The Department of Health and Human Services announced Tuesday that it is halting all funding for child care to Minnesota as federal investigations into alleged systemwide fraud continue to grow this week.
“We have frozen all child care payments to the state of Minnesota,” HHS Deputy Secretary Jim O’Neill wrote on X. “We have turned off the money spigot and we are finding the fraud.”
The department has also taken action to fight fraud, which O’Neil said appears to be rampant in Minnesota and across the country.
O’Neill said he believes the state has allowed scammers and fake day care centers to siphon millions of taxpayer dollars over the past decade.
Health and Human Services provides Minnesota with $185 million in child care funding each year, according to Assistant Secretary Alex Adams, who oversees the program.
“That money should be helping 19,000 American children including toddlers and infants,” Adams said in a video posted on X Tuesday. “Any dollar stolen by fraudsters is stolen from those children.”
Adams said he spoke directly with Minnesota’s director of child care services about the alleged fraud. “She couldn’t tell me with confidence whether those allegations of fraud are isolated or whether there was fraud stretching statewide,” he said.
Beginning Tuesday, the department will require photo evidence before sending any Administration for Children and Families funds to any state.
O’Neill also sent a letter requesting Minnesota’s Gov. Tim Walz conduct a comprehensive audit of the child care centers involved in the alleged fraud, including investigating attendance records, licenses, complaints, investigations, and inspections.
The department has also launched a dedicated fraud reporting hotline and email address at childcare.gov for parents, providers, or the public.
“Anyone who is involved in perpetrating this fraud against the American people should expect to be prosecuted to the fullest extent of the law,” O’Neill said.
Federal agents surged into the state Monday for a massive investigation into alleged fraudulent activity in child care operations, according to Homeland Security Secretary Kristi Noem.
Agents were going door to door at suspected fraud sites, the agency reported.
Federal authorities estimate about $9 billion has been lost to fraudulent claims in the state’s federal-assistance programs.
Nearly 100 people have been charged since 2022 in connection with fraud in Minnesota, and 85 of them were of Somali descent, according to Attorney General Pam Bondi.
She highlighted in an X post some of the most serious scandals her office has prosecuted, including a federally-funded child nutrition program called Feeding Our Future that claimed to have provided millions of meals for children.

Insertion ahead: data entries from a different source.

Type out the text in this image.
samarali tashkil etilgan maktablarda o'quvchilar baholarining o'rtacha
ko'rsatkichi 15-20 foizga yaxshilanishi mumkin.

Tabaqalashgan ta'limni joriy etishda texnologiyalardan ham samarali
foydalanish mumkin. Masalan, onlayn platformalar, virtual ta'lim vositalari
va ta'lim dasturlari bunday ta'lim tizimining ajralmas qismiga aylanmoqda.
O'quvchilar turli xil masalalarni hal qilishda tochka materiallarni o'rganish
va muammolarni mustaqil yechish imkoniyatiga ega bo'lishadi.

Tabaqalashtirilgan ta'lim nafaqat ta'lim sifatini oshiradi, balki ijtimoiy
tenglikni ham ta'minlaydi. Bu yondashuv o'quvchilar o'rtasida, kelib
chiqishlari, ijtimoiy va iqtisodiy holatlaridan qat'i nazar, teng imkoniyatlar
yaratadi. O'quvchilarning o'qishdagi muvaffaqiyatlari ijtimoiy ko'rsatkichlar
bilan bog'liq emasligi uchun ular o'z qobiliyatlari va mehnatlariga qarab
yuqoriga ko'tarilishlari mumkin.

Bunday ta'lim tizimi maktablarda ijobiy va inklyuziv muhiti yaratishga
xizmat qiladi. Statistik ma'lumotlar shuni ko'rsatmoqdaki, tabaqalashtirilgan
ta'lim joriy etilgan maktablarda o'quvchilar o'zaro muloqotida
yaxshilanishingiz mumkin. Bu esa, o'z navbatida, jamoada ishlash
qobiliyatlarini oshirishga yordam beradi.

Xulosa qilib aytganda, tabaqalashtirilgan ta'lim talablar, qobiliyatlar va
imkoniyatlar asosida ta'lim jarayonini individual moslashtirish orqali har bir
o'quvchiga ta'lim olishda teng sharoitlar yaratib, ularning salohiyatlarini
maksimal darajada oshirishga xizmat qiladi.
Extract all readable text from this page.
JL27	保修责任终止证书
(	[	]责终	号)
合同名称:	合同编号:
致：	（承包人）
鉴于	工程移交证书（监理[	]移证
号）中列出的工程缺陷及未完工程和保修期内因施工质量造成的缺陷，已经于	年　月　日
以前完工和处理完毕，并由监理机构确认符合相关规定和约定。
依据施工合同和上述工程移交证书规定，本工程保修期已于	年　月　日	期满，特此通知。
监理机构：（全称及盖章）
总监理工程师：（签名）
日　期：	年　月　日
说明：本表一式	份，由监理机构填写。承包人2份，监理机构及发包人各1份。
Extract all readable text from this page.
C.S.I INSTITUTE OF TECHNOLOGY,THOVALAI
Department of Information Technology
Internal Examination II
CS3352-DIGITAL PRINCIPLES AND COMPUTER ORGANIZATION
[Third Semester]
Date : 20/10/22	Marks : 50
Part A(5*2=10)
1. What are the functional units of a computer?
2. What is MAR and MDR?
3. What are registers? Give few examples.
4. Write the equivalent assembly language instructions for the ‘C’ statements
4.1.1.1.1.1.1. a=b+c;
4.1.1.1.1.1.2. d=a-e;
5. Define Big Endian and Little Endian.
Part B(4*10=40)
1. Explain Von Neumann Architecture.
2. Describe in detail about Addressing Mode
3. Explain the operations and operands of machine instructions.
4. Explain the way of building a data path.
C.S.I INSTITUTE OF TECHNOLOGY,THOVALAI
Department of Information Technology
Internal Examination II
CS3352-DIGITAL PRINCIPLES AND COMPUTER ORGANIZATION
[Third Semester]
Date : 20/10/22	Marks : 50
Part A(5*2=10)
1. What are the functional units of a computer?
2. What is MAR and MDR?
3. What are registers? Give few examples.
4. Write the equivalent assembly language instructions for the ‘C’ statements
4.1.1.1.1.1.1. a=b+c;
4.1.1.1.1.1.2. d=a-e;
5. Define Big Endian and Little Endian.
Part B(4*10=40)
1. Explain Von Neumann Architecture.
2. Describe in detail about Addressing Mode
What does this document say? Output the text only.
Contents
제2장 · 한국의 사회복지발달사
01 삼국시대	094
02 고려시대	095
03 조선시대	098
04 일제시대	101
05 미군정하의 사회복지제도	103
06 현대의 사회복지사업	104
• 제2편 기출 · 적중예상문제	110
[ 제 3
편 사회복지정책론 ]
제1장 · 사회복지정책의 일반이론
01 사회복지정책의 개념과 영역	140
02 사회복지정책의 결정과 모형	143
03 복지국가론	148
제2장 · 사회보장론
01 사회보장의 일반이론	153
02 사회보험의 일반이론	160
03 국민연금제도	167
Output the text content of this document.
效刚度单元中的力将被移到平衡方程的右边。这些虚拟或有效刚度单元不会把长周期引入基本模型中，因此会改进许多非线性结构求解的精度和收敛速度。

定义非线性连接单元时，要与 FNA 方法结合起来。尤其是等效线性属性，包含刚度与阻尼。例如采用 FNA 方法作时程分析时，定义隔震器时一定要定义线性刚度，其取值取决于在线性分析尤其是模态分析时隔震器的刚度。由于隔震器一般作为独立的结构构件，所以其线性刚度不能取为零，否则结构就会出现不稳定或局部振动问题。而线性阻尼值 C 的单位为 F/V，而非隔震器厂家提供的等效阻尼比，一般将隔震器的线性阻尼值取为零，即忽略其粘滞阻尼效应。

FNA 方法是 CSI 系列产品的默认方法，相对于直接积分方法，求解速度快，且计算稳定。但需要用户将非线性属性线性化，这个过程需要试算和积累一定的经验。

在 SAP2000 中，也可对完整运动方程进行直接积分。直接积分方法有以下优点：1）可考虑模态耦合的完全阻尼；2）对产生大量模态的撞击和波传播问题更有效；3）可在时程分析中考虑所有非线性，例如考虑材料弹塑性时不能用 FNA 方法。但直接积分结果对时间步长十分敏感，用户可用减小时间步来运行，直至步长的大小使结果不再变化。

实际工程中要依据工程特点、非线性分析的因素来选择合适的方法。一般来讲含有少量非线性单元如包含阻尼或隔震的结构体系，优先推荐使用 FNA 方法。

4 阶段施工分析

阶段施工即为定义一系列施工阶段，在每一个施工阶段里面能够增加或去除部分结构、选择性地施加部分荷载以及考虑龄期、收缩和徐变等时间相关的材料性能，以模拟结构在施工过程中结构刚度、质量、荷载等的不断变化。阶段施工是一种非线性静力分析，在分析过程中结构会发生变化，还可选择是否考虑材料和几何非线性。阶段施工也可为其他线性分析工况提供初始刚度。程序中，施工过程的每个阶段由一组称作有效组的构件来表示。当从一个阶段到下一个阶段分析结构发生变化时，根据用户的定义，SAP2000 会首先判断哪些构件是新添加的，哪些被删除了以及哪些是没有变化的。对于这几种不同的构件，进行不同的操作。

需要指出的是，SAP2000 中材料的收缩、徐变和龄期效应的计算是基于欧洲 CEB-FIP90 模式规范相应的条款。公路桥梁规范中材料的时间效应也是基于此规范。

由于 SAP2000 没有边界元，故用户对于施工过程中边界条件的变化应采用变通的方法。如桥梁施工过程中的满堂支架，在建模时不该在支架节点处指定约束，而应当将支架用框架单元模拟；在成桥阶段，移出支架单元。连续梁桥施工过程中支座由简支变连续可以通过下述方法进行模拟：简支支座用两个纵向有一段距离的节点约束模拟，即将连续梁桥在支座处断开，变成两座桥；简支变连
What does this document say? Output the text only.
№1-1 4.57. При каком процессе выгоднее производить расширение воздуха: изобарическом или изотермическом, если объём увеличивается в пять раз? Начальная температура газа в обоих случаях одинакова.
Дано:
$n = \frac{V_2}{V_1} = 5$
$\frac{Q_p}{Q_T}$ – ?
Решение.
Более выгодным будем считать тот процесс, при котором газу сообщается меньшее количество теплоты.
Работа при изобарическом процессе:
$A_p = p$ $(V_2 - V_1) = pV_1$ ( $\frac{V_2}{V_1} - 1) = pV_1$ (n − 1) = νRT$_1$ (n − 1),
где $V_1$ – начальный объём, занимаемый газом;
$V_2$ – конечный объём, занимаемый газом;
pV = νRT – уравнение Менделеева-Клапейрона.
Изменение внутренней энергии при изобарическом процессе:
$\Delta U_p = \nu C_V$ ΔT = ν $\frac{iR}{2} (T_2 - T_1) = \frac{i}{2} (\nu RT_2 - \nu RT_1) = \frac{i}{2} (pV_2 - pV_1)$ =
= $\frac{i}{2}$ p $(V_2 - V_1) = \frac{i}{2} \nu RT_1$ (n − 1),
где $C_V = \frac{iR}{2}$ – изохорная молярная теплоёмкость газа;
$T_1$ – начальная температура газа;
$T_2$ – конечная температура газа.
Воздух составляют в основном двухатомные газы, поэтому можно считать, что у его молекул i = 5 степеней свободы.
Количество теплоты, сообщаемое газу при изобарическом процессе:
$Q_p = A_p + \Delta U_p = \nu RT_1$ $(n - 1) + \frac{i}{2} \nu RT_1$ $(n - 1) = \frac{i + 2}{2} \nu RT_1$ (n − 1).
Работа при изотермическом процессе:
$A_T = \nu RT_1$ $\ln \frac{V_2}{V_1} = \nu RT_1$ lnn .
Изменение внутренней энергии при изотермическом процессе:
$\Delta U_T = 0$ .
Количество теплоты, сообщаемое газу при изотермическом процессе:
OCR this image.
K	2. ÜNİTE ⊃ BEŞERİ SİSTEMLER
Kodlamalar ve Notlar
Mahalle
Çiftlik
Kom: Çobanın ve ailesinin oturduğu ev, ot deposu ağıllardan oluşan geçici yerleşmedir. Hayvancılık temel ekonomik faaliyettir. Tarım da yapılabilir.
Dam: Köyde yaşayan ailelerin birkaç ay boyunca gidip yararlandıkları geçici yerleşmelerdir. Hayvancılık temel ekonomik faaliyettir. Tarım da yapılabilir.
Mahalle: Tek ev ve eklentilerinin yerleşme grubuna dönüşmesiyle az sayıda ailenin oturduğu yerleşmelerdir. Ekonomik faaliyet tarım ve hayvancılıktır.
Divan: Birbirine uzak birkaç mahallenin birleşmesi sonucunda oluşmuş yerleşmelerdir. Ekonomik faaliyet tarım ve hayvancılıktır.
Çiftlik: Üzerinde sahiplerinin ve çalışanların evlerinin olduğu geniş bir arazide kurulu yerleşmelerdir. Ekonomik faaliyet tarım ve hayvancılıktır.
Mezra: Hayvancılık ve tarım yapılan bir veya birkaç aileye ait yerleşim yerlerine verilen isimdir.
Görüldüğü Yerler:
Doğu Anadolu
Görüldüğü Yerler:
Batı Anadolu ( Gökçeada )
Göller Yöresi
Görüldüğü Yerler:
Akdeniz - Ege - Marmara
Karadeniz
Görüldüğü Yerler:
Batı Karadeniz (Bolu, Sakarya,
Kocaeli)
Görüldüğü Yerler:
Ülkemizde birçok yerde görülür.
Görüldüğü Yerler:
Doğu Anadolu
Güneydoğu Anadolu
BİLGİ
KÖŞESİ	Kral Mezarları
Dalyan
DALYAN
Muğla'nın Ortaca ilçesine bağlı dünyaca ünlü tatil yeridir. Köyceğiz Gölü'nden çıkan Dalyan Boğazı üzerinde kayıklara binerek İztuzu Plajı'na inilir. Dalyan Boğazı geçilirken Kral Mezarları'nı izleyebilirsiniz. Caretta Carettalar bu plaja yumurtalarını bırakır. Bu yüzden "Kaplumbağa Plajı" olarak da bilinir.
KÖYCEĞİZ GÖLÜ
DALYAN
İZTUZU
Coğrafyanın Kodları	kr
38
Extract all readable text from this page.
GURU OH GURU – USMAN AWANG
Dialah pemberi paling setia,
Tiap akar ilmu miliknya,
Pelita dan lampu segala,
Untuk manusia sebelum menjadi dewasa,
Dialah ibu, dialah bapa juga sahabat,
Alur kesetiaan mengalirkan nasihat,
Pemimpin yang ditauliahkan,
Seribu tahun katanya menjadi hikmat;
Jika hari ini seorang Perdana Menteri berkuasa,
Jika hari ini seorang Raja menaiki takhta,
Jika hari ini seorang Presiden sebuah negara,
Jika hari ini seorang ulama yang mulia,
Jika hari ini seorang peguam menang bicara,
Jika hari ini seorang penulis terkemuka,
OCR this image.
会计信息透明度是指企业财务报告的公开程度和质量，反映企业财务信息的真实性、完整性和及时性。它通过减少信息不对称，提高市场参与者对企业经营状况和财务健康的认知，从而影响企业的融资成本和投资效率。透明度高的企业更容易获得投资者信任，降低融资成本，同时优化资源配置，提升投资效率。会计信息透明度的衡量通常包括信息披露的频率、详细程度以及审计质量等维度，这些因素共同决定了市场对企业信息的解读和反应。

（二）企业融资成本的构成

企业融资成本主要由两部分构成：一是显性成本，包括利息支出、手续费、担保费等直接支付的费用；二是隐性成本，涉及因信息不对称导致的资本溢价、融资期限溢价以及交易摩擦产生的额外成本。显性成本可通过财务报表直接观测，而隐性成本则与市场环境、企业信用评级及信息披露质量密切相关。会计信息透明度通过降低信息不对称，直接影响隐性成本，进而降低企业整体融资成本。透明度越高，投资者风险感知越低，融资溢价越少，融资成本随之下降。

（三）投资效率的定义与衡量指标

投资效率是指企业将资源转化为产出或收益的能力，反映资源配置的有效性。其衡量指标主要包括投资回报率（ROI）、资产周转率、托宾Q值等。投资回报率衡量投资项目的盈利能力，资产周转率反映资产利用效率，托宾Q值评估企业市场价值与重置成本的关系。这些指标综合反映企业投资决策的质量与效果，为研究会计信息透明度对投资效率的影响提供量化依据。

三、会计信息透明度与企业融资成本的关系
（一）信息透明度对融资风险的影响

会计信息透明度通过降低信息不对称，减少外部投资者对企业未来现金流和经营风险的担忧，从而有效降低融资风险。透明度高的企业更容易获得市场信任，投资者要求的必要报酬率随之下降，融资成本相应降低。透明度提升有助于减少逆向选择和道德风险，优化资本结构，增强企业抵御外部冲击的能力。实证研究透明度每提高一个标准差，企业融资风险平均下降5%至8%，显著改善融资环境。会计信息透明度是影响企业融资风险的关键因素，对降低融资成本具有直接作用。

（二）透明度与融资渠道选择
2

“Few, if any, were fed,” Bondi said in her announcement.
Hundreds of millions of U.S. taxpayer dollars were sent to East Africa and the Middle East, according to the attorney general. The scheme’s leader was sentenced to 28 years in prison and ordered to pay nearly $48 million in restitution. Another defendant in the Feeding Our Future scam was sentenced to 10 years in prison and also ordered to pay nearly $48 million in restitution.
Additional defendants who were part of the same scheme tried bribing three jurors with bags of cash sent to each of their homes with a promise of more money if they acquit at trial.
Bondi praised independent journalist Nick Shirley for posting a video on X, with more than 120 million views, showing child care facilities appearing non-operational and alleging millions of taxpayer dollars were stolen over the past decade.
“[Shirley’s] work has helped show Americans the scale of fraud in Tim Walz’s Minnesota,” Bondi said on X.
Correction: A previous version of this article misstated the number of people charged with day care fraud in Minnesota. The Epoch Times regrets the error.